2024-02-26 14:35:16.580905: I tensorflow/core/util/port.cc:113] oneDNN custom operations are on. You may see slightly different numerical results due to floating-point round-off errors from different computation orders. To turn them off, set the environment variable `TF_ENABLE_ONEDNN_OPTS=0`.
2024-02-26 14:35:16.581143: I external/local_tsl/tsl/cuda/cudart_stub.cc:32] Could not find cuda drivers on your machine, GPU will not be used.
2024-02-26 14:35:16.584441: I external/local_tsl/tsl/cuda/cudart_stub.cc:32] Could not find cuda drivers on your machine, GPU will not be used.
2024-02-26 14:35:16.625948: I tensorflow/core/platform/cpu_feature_guard.cc:210] This TensorFlow binary is optimized to use available CPU instructions in performance-critical operations.
To enable the following instructions: AVX2 AVX512F AVX512_VNNI AVX512_BF16 AVX512_FP16 AVX_VNNI AMX_TILE AMX_INT8 AMX_BF16 FMA, in other operations, rebuild TensorFlow with the appropriate compiler flags.
2024-02-26 14:35:17.760304: W tensorflow/core/common_runtime/gpu/gpu_device.cc:2251] Cannot dlopen some GPU libraries. Please make sure the missing libraries mentioned above are installed properly if you would like to use GPU. Follow the guide at https://www.tensorflow.org/install/gpu for how to download and setup the required libraries for your platform.
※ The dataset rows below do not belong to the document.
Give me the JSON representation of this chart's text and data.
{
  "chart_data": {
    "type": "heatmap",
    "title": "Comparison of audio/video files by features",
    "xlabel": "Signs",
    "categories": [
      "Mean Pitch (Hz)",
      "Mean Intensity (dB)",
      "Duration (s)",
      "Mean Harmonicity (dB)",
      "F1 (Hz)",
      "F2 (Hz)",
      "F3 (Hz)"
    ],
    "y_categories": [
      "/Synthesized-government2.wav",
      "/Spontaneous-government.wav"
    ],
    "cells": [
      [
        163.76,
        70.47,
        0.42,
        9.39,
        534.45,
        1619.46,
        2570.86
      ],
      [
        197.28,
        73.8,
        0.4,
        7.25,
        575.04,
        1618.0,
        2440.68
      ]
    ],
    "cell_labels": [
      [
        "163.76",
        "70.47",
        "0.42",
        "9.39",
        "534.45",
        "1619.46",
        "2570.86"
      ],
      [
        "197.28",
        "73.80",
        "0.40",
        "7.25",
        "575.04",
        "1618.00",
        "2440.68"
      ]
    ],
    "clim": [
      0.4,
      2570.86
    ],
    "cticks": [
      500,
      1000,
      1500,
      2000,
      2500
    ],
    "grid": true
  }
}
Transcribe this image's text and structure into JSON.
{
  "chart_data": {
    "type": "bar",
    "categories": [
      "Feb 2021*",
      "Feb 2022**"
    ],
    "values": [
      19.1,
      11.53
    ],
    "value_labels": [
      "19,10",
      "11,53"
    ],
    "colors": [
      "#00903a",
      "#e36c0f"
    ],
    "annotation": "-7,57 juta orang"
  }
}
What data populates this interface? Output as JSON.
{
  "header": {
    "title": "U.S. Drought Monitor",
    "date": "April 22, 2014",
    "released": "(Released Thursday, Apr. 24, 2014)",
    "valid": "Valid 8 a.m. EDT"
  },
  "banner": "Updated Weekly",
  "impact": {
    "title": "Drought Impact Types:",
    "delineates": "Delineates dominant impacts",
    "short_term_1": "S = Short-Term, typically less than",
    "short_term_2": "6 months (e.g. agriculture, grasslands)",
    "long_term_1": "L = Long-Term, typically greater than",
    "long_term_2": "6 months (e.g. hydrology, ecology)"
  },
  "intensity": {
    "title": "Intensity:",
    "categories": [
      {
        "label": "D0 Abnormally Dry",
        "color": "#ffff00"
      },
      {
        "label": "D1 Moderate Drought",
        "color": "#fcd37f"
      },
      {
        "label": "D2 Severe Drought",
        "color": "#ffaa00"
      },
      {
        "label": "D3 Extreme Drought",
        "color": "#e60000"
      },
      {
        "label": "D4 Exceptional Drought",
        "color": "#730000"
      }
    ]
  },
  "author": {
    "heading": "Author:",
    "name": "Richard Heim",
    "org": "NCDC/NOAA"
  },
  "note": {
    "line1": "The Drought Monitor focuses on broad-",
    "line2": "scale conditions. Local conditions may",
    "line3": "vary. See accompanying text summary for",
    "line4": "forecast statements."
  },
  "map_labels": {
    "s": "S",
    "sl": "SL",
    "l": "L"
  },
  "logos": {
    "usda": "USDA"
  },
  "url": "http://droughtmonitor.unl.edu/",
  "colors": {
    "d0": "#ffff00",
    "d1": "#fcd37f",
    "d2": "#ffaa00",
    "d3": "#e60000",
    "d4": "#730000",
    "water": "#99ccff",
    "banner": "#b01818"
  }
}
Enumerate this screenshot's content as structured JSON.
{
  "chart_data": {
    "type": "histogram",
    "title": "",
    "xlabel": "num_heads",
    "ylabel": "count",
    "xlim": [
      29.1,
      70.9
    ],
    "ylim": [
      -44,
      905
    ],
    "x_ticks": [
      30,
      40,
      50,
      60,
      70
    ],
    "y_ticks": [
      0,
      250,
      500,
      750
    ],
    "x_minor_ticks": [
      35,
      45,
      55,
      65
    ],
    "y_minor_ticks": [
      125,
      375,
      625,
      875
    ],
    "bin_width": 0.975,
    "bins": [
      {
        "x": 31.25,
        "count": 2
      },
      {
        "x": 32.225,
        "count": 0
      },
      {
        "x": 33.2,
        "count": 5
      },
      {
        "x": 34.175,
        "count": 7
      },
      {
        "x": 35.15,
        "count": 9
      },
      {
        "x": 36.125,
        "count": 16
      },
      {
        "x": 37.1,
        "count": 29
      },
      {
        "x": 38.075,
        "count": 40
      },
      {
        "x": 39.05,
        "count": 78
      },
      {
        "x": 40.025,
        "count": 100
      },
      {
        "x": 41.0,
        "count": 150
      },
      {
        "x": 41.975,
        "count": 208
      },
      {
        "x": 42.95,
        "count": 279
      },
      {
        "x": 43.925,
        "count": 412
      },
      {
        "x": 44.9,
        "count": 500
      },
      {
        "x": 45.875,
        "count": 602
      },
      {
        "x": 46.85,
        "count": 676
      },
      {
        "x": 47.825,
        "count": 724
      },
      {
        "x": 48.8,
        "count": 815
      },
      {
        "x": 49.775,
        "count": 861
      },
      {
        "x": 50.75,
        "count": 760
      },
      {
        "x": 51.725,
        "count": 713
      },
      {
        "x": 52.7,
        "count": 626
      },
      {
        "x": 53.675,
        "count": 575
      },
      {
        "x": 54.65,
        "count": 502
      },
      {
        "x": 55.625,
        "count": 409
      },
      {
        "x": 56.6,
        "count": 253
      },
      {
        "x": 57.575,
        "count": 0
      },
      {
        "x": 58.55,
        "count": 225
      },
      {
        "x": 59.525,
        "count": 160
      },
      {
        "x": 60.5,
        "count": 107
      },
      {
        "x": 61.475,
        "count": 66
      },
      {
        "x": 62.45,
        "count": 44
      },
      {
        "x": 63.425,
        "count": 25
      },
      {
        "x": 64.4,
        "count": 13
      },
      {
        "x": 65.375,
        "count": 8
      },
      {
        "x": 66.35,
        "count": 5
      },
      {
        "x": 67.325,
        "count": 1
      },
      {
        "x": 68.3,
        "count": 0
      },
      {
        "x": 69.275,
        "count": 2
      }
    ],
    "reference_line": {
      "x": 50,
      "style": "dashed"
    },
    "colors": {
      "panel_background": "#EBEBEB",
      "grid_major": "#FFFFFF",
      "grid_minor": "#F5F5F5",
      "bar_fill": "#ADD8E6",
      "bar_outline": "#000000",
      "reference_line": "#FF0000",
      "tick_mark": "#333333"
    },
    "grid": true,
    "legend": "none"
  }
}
Skipping registering GPU devices...
[]
Notice that the log:
Could not find cuda drivers on your machine, GPU will not be used.
is repeated twice. That indicates 2 devices, and indeed, there are2 GPU’s, there has to be an env variable I am missing.
Hi @RtheK, As per test build configuration Tensorflow 2.16.1 supports CuDnn 8.9 and CUDA 12.3 but you are trying with CUDA 12.4 which is incompatible with 2.16. Could you please try with CUDA 12.3. Thank You.